Plus de postes offerts que de chercheurs d'emploi

La pénurie de main-d'oeuvre s'est fait sentir au 19e Salon Priorité Emploi, qui se tenait au Cégep de Granby, vendredi et samedi. Huit cents personnes ont circulé dans le gymnase transformé en salon de l'emploi, alors qu'un millier de postes étaient affichés par les 60 entreprises participantes.
« Ça a bien été malgré tout, assure Line Meunier, coordonnatrice de la formation à la Société de formation industrielle de l'Estrie (SOFIE). On est dans un plein emploi, avec seulement­ 4 % de taux de chômage. »

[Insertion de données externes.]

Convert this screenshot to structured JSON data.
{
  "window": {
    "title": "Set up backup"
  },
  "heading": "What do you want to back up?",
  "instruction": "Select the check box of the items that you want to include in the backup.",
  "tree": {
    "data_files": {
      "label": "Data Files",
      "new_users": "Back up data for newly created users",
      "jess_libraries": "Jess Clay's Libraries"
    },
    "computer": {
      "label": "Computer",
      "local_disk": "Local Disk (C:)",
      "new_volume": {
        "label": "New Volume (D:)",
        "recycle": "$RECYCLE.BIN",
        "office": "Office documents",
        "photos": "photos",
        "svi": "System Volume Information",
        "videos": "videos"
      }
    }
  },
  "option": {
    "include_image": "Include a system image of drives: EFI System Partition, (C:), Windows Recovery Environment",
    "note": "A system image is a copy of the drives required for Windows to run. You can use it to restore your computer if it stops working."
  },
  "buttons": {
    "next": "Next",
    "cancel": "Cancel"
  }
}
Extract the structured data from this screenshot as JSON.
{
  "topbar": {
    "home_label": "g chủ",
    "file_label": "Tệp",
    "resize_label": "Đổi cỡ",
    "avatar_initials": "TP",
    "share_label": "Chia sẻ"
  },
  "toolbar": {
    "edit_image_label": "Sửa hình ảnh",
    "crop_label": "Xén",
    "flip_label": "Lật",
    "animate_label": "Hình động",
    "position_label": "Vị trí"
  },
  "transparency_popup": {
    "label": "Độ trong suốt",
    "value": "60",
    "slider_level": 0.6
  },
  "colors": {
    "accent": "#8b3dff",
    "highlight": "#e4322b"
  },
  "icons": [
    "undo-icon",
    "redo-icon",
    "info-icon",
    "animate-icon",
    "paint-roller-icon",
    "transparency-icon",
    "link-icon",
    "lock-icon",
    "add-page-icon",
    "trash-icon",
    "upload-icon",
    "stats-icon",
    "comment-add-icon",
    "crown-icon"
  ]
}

Certains entrepreneurs ont déjà réussi à pourvoir des postes, d'autres communiqueront cette semaine avec des candidats, mais ce ne seront pas tous les emplois qui ont trouvé preneur. 
Les employeurs étaient habitués à plus. C'est le cas de Lyne Arbour, du CHSLD Santé Courville, à Waterloo, qui représente l'établissement depuis une dizaine d'années au Salon Priorité Emploi. « Je trouve que c'est l'année où il y a eu le moins de monde. Ce n'est vraiment pas à cause de l'organisation. Ils ont mis encore plus d'efforts pour faire connaître le salon », relève-t-elle.
Mme Meunier a reçu quelques curriculum vitae ; quelques personnes lui ont aussi signifié qu'elles lui feraient parvenir le document plus tard. Dans le milieu de la santé, la recherche de main-d'oeuvre est difficile, mentionne-t-elle. « Je pense qu'on se les arrache tous. D'après moi, il y a moins de candidats que ce qui est requis par la santé. Ce n'est pas nouveau, ça fait quelques années qu'on en parle. »
Cependant, le plus gros de la pénurie semble se faire sentir pour les postes d'électromécaniciens, de machinistes et ceux reliés à la mécanique de toute sorte, estime Line Meunier.